Let $\lambda(A)$ be the Lebesgue measure of $A$. There exists an interval $I$ such that $\lambda(E \cap I) / \lambda(I) < 1-\epsilon$

(Not mentioned in title but $\epsilon$ is a number greater than $0$ and $E$ a Lebesgue measurable subset of $\mathbb{R}^n$.) I know a question equivalent to this one has been asked (here). But it was not answered. Also my thinking is a bit different. So I would love to get some help on this problem. So far I've got:

$$\frac{\lambda(E \cap I)}{\lambda(I)} > 1- \epsilon \iff \frac{\lambda(I)-\lambda(E\cap I)}{\lambda(I)} < \epsilon$$

And also, a theorem states that, for all $\epsilon$ there exists a closed set $F\subset E$ such that $\lambda(E\setminus F) < \epsilon$ so it would sufice to prove that there exists an interval $I$ such that $$\frac{\lambda(I)-\lambda(E\cap I)}{\lambda(I)}<\lambda(E\setminus F).$$ I'm not sure if this helps me much but any help is appreciated. What would you do?

Solution 1:

The statement is false. For example, $\mathbb{R}$ is Lebesgue measurable but $\frac{\lambda(I\cap \mathbb{R})}{\lambda(I)}=1\not< 1-\epsilon.$

(restriction to proper subset of $\mathbb{R}$ behave as $\mathbb{R}$ since $\mathbb{R}\setminus \{0\}$.)

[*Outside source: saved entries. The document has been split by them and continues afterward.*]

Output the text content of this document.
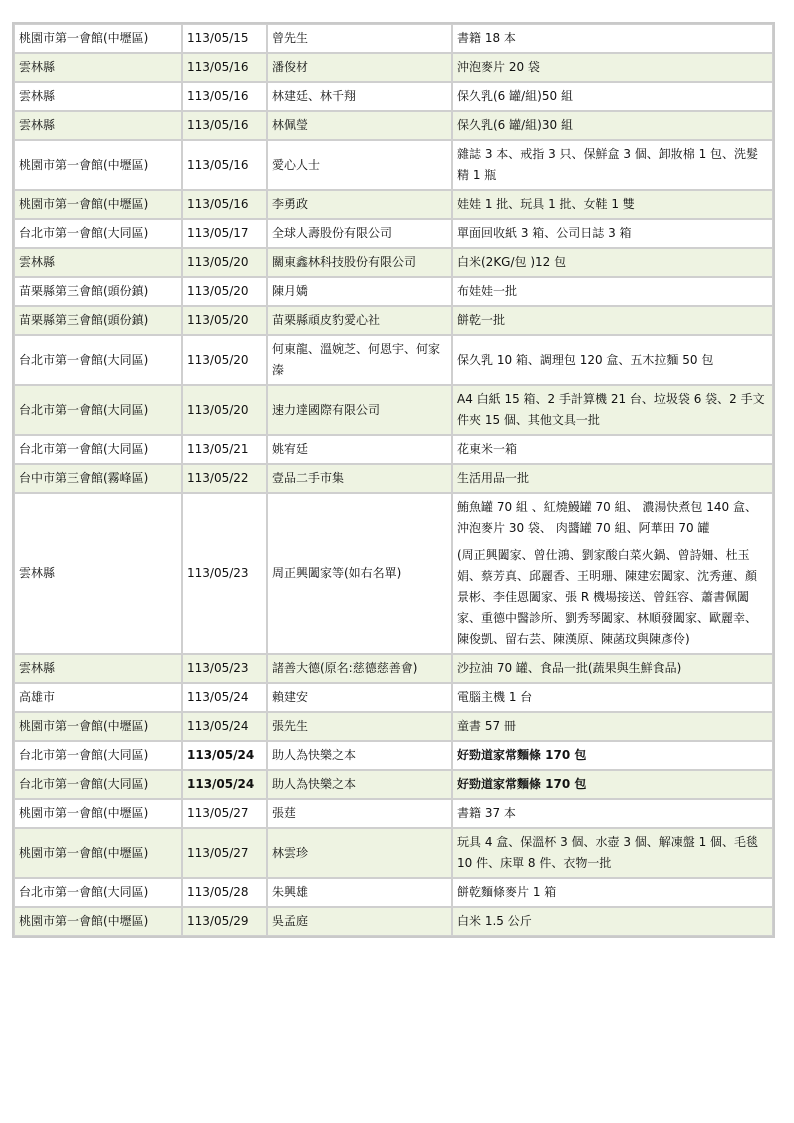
桃園市第一會館(中壢區)	113/05/15	曾先生	書籍 18 本
雲林縣	113/05/16	潘俊材	沖泡麥片 20 袋
雲林縣	113/05/16	林建廷、林千翔	保久乳(6 罐/組)50 組
雲林縣	113/05/16	林佩瑩	保久乳(6 罐/組)30 組
桃園市第一會館(中壢區)	113/05/16	愛心人士	雜誌 3 本、戒指 3 只、保鮮盒 3 個、卸妝棉 1 包、洗髮精 1 瓶
桃園市第一會館(中壢區)	113/05/16	李勇政	娃娃 1 批、玩具 1 批、女鞋 1 雙
台北市第一會館(大同區)	113/05/17	全球人壽股份有限公司	單面回收紙 3 箱、公司日誌 3 箱
雲林縣	113/05/20	關東鑫林科技股份有限公司	白米(2KG/包 )12 包
苗栗縣第三會館(頭份鎮)	113/05/20	陳月嬌	布娃娃一批
苗栗縣第三會館(頭份鎮)	113/05/20	苗栗縣頑皮豹愛心社	餅乾一批
台北市第一會館(大同區)	113/05/20	何東龍、溫婉芝、何恩宇、何家溱	保久乳 10 箱、調理包 120 盒、五木拉麵 50 包
台北市第一會館(大同區)	113/05/20	速力達國際有限公司	A4 白紙 15 箱、2 手計算機 21 台、垃圾袋 6 袋、2 手文件夾 15 個、其他文具一批
台北市第一會館(大同區)	113/05/21	姚宥廷	花東米一箱
台中市第三會館(霧峰區)	113/05/22	壹品二手市集	生活用品一批
雲林縣	113/05/23	周正興闔家等(如右名單)	鮪魚罐 70 組 、紅燒鰻罐 70 組、 濃湯快煮包 140 盒、 沖泡麥片 30 袋、 肉醬罐 70 組、阿華田 70 罐
(周正興闔家、曾仕鴻、劉家酸白菜火鍋、曾詩姍、杜玉娟、蔡芳真、邱麗香、王明珊、陳建宏闔家、沈秀蓮、顏景彬、李佳恩闔家、張 R 機場接送、曾鈺容、蕭書佩闔家、重德中醫診所、劉秀琴闔家、林順發闔家、歐麗幸、陳俊凱、留右芸、陳漢原、陳菡玟與陳彥伶)

雲林縣	113/05/23	諸善大德(原名:慈德慈善會)	沙拉油 70 罐、食品一批(蔬果與生鮮食品)
高雄市	113/05/24	賴建安	電腦主機 1 台
桃園市第一會館(中壢區)	113/05/24	張先生	童書 57 冊
台北市第一會館(大同區)	113/05/24	助人為快樂之本	好勁道家常麵條 170 包
台北市第一會館(大同區)	113/05/24	助人為快樂之本	好勁道家常麵條 170 包
桃園市第一會館(中壢區)	113/05/27	張莛	書籍 37 本
桃園市第一會館(中壢區)	113/05/27	林雲珍	玩具 4 盒、保溫杯 3 個、水壺 3 個、解凍盤 1 個、毛毯 10 件、床單 8 件、衣物一批
台北市第一會館(大同區)	113/05/28	朱興雄	餅乾麵條麥片 1 箱
桃園市第一會館(中壢區)	113/05/29	吳孟庭	白米 1.5 公斤
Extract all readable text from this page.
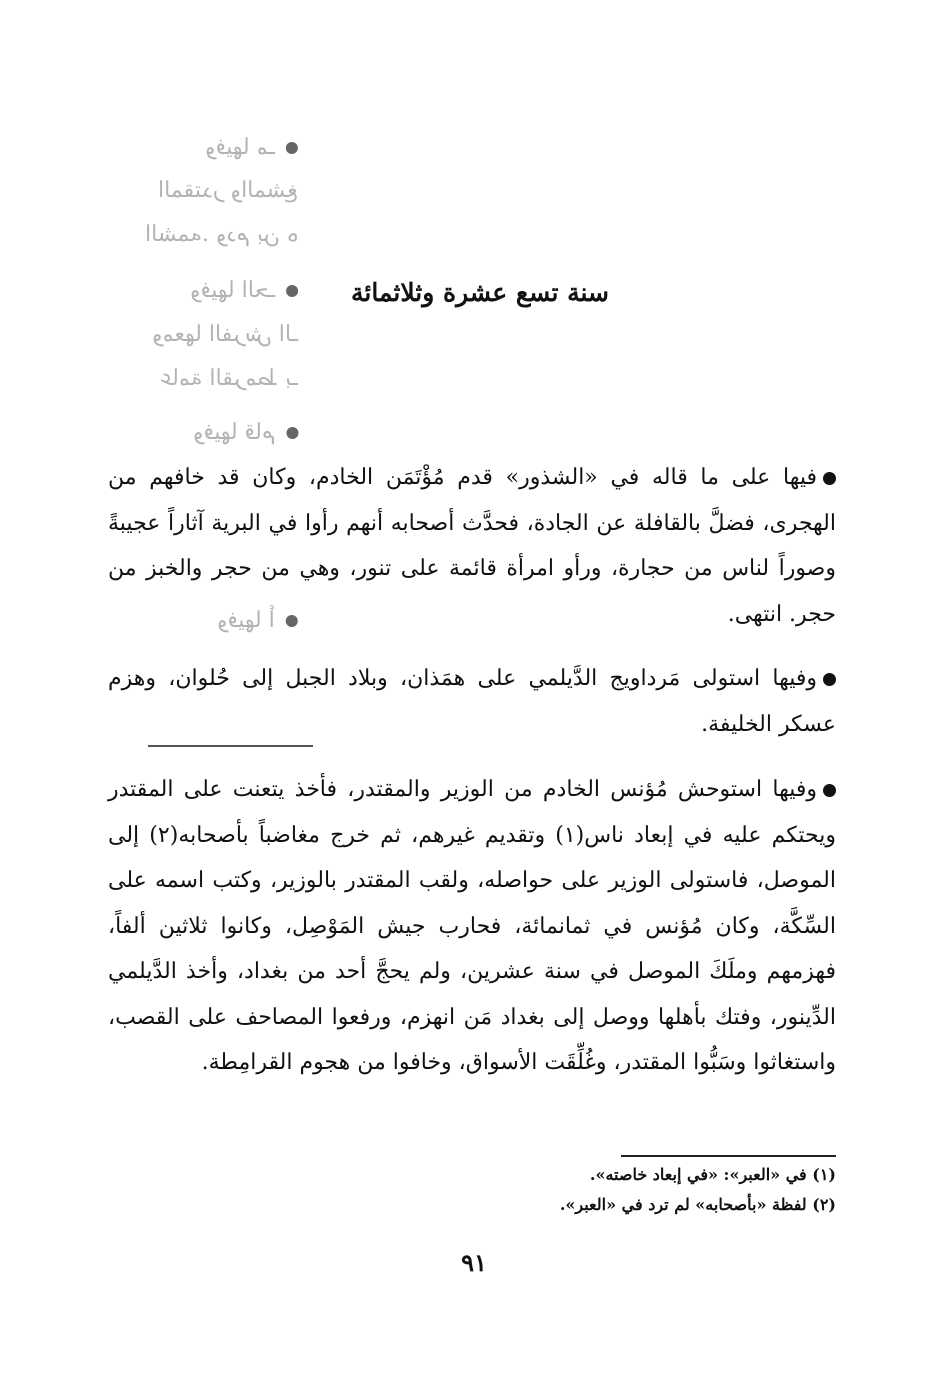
وفيها مـ
المقتدر والمشغ
الشمه. ودم بن ه
وفيها الحـ
ومعها الفرش الـ
عامة القرمط بـ
وفيها قام
وفيها أ
سنة تسع عشرة وثلاثمائة

فيها على ما قاله في «الشذور» قدم مُؤْتَمَن الخادم، وكان قد خافهم من الهجرى، فضلَّ بالقافلة عن الجادة، فحدَّث أصحابه أنهم رأوا في البرية آثاراً عجيبةً وصوراً لناس من حجارة، ورأو امرأة قائمة على تنور، وهي من حجر والخبز من حجر. انتهى.

وفيها استولى مَرداويج الدَّيلمي على همَذان، وبلاد الجبل إلى حُلوان، وهزم عسكر الخليفة.

وفيها استوحش مُؤنس الخادم من الوزير والمقتدر، فأخذ يتعنت على المقتدر ويحتكم عليه في إبعاد ناس(١) وتقديم غيرهم، ثم خرج مغاضباً بأصحابه(٢) إلى الموصل، فاستولى الوزير على حواصله، ولقب المقتدر بالوزير، وكتب اسمه على السِّكَّة، وكان مُؤنس في ثمانمائة، فحارب جيش المَوْصِل، وكانوا ثلاثين ألفاً، فهزمهم وملَكَ الموصل في سنة عشرين، ولم يحجَّ أحد من بغداد، وأخذ الدَّيلمي الدِّينور، وفتك بأهلها ووصل إلى بغداد مَن انهزم، ورفعوا المصاحف على القصب، واستغاثوا وسَبُّوا المقتدر، وغُلِّقَت الأسواق، وخافوا من هجوم القرامِطة.

(١) في «العبر»: «في إبعاد خاصته».
(٢) لفظة «بأصحابه» لم ترد في «العبر».
٩١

I can prove it when $\overline{E}\neq \mathbb{R}.$

If $\epsilon \geq 1$, it does not make any sense. Thus, let's assume that $0<\epsilon<1$.

But it is trivial. Let $A=\overline{E}$ be the closure of $E$, then $A$ is Lebesgue measurable. Then $A^c$ is open. Note that $A^c$ is a countable disjoint union of open intervals. Just choose one of them,(Let's say $I$). Then clearly, $\lambda(E\cap I)=0$ and $\lambda(I)>0$ so clearly $$\frac{\lambda(E\cap I)}{\lambda(I)}=0<1-\epsilon . $$

If you want to prove that

when $E$ is positive Lebesgue measurable set then for any $\epsilon\in (0,1)$, there exists an interval $I$ such that $$\frac{\lambda(E\cap I)}{\lambda(I)}>1-\epsilon,$$

it is a little bit difficult. But the proof is as follow.

Let's assume that the statement is false. Then there exists such $\epsilon $ such that for any interval $I$$$\lambda(E\cap I)\leq (1-\epsilon)\lambda(I).$$

Note that $$\lambda(E)=\inf\left\{\lambda(U): E\subset U \text{ and } U \text{ is open.} \right\}.$$

Thus, there exists open set $U$ such that $E\subset U$ and $$ \lambda(U)<\lambda(E)+\frac{\epsilon}{1-\epsilon}\lambda(E) = \left(\frac{1}{1-\epsilon} \right)\lambda(E)$$

Note that $U$ is countable disjoint union of open intervals $\{I_n\}_{n\in\mathbb{N}}.$

Now observe that

$$\lambda(U)<\frac{1}{1-\epsilon} \sum_{n=1}^{\infty} \lambda(E\cap I_n)\leq \frac{1}{1-\epsilon} \sum_{n=1}^{\infty} (1-\epsilon)\lambda(I_n)=\lambda(U) $$

And note that $\lambda(U)<\lambda(U)$ does not make sense. Thus, it is a contradiction. Therefore, the statement is true.